Lagarde’s remark was “a not very subtle hint” that the ECB would wait until June for a rate cut, said analysts at ABN AMRO Financial Markets Research.
“The ECB is getting closer to the point where it will have sufficient confidence in the return of inflation to the 2% target,” said Frederik Ducrozet, head of macroeconomic research at Pictet Wealth Management.
He pointed to Lagarde’s remark and to the ECB lowering this year’s inflation projection to 2.3% from December’s forecast of 2.7%.
The ECB raised its key rate from below zero to 4% between July 2022 and September 2023 to squelch double-digit inflation driven by supply chain issues during the rebound from the coronavirus pandemic and by an energy crisis after Russia invaded Ukraine.

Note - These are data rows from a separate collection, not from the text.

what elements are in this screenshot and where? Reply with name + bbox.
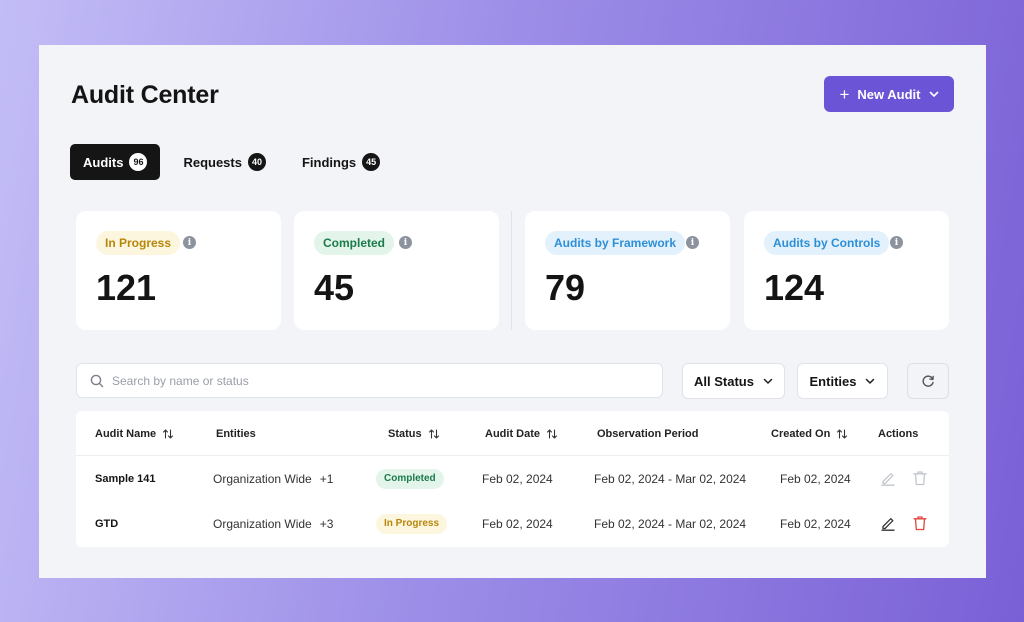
- stat-value: 124: [764, 267, 825, 308]
- column-header-entities: Entities: [216, 411, 256, 456]
- stat-label: Completed: [314, 231, 395, 255]
- column-header-audit-name[interactable]: Audit Name: [95, 411, 174, 456]
- audit-name-cell[interactable]: Sample 141: [95, 472, 156, 485]
- stat-value: 121: [96, 267, 157, 308]
- chevron-down-icon: [866, 378, 875, 384]
- column-label: Audit Name: [95, 427, 157, 440]
- audit-center-panel: Audit Center + New Audit Audits 96 Reque…: [39, 45, 986, 578]
- tab-findings[interactable]: Findings 45: [289, 144, 393, 180]
- tab-label: Audits: [83, 154, 124, 170]
- entities-extra-count[interactable]: +1: [319, 471, 334, 486]
- entities-cell: Organization Wide +3: [213, 501, 333, 546]
- observation-period-cell: Feb 02, 2024 - Mar 02, 2024: [594, 471, 747, 486]
- stat-value: 45: [314, 267, 355, 308]
- info-icon[interactable]: i: [399, 236, 412, 249]
- column-label: Actions: [878, 427, 919, 440]
- search-input[interactable]: [112, 373, 612, 388]
- observation-period-cell: Feb 02, 2024 - Mar 02, 2024: [594, 516, 747, 531]
- audit-name-cell[interactable]: GTD: [95, 517, 119, 530]
- chevron-down-icon: [763, 378, 773, 384]
- status-cell: Completed: [376, 456, 444, 501]
- info-icon[interactable]: i: [183, 236, 196, 249]
- stat-value: 79: [545, 267, 586, 308]
- sort-icon[interactable]: [162, 428, 174, 440]
- created-on-cell: Feb 02, 2024: [780, 471, 851, 486]
- chevron-down-icon: [929, 91, 938, 97]
- entities-value: Organization Wide: [213, 471, 312, 486]
- column-label: Status: [388, 427, 422, 440]
- stat-label: Audits by Controls: [764, 231, 890, 255]
- status-filter-dropdown[interactable]: All Status: [682, 363, 785, 399]
- column-label: Audit Date: [485, 427, 540, 440]
- edit-icon[interactable]: [879, 514, 897, 532]
- column-label: Entities: [216, 427, 256, 440]
- info-icon[interactable]: i: [890, 236, 903, 249]
- status-cell: In Progress: [376, 501, 448, 546]
- column-header-status[interactable]: Status: [388, 411, 440, 456]
- stat-label: Audits by Framework: [545, 231, 686, 255]
- tab-bar: Audits 96 Requests 40 Findings 45: [70, 144, 393, 180]
- stat-card-audits-by-controls[interactable]: Audits by Controls i 124: [744, 211, 949, 330]
- column-header-audit-date[interactable]: Audit Date: [485, 411, 558, 456]
- audit-date-cell: Feb 02, 2024: [482, 516, 553, 531]
- search-box[interactable]: [76, 363, 663, 398]
- table-header: Audit Name Entities Status Audit Date Ob…: [76, 411, 949, 456]
- tab-label: Findings: [301, 154, 357, 170]
- column-header-created-on[interactable]: Created On: [771, 411, 848, 456]
- entities-value: Organization Wide: [213, 516, 312, 531]
- tab-requests[interactable]: Requests 40: [170, 144, 279, 180]
- sort-icon[interactable]: [428, 428, 440, 440]
- tab-count-badge: 96: [129, 153, 148, 171]
- tab-audits[interactable]: Audits 96: [70, 144, 161, 180]
- search-icon: [90, 374, 104, 387]
- entities-filter-label: Entities: [809, 373, 857, 389]
- entities-filter-dropdown[interactable]: Entities: [797, 363, 888, 399]
- entities-extra-count[interactable]: +3: [319, 516, 334, 531]
- created-on-cell: Feb 02, 2024: [780, 516, 851, 531]
- status-filter-label: All Status: [694, 373, 754, 389]
- status-badge: In Progress: [376, 513, 448, 534]
- column-label: Created On: [771, 427, 831, 440]
- entities-cell: Organization Wide +1: [213, 456, 333, 501]
- trash-icon[interactable]: [911, 469, 929, 487]
- stat-card-completed[interactable]: Completed i 45: [294, 211, 499, 330]
- table-row[interactable]: Sample 141 Organization Wide +1 Complete…: [76, 456, 949, 501]
- page-title: Audit Center: [71, 81, 219, 109]
- info-icon[interactable]: i: [686, 236, 699, 249]
- refresh-button[interactable]: [907, 363, 949, 399]
- refresh-icon: [922, 375, 934, 387]
- new-audit-label: New Audit: [857, 86, 921, 102]
- table-row[interactable]: GTD Organization Wide +3 In Progress Feb…: [76, 501, 949, 546]
- column-header-observation-period: Observation Period: [597, 411, 698, 456]
- column-label: Observation Period: [597, 427, 699, 440]
- new-audit-button[interactable]: + New Audit: [824, 76, 954, 112]
- tab-count-badge: 45: [362, 153, 381, 171]
- sort-icon[interactable]: [836, 428, 848, 440]
- stat-label: In Progress: [96, 231, 181, 255]
- plus-icon: +: [839, 84, 850, 104]
- audit-date-cell: Feb 02, 2024: [482, 471, 553, 486]
- column-header-actions: Actions: [878, 411, 918, 456]
- stat-card-in-progress[interactable]: In Progress i 121: [76, 211, 281, 330]
- stats-divider: [511, 211, 512, 330]
- sort-icon[interactable]: [546, 428, 558, 440]
- trash-icon[interactable]: [911, 514, 929, 532]
- edit-icon[interactable]: [879, 469, 897, 487]
- stat-card-audits-by-framework[interactable]: Audits by Framework i 79: [525, 211, 730, 330]
- audits-table: Audit Name Entities Status Audit Date Ob…: [76, 411, 949, 547]
- status-badge: Completed: [376, 468, 444, 489]
- tab-count-badge: 40: [247, 153, 266, 171]
- tab-label: Requests: [183, 154, 242, 170]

Higher interest rates dampen inflation by making it more expensive to borrow and buy things on credit, reducing demand for goods. But high rates can weigh on economic growth, too.
The rate rises, for instance, have stalled construction activity in Germany, Europe’s largest economy, and put an end to a nearly decadelong rise in home prices in the 20 countries that use the euro currency as tighter credit deters borrowers and sellers.
The eurozone saw no growth in the fourth quarter of last year after shrinking 0.1% in the previous quarter. Germany expects growth of just 0.2% this year.
One reason the ECB can afford to wait on a rate cut: a strong jobs market that is keeping people in work and with paychecks to spend. Unemployment of 6.4% is the lowest since the euro currency was launched in 1999.
A similar situation is shaping up in the U.S., where Federal Reserve Chair Jerome Powell told Congress this week that the central bank needs more confidence inflation is under control before cutting rates. Fed officials have signaled three rate cuts this year, but Powell has given no indication when they might start.
In Europe, inflation was down to 2.6% in February, well below its peak of 10.6% in October 2022. But the consumer price index has been stuck between 2% and 3% for five months, raising concern that the last mile toward the ECB’s goal may be slower than hoped.
While the spikes in food and energy prices that helped drive the outbreak of inflation have eased, inflation has spread to services, a broad sector of the economy that includes everything from movie tickets and office cleaning to tuition and medical care.
Meanwhile, wages rose as workers started bargaining for higher pay to make up for lost purchasing power as inflation ballooned.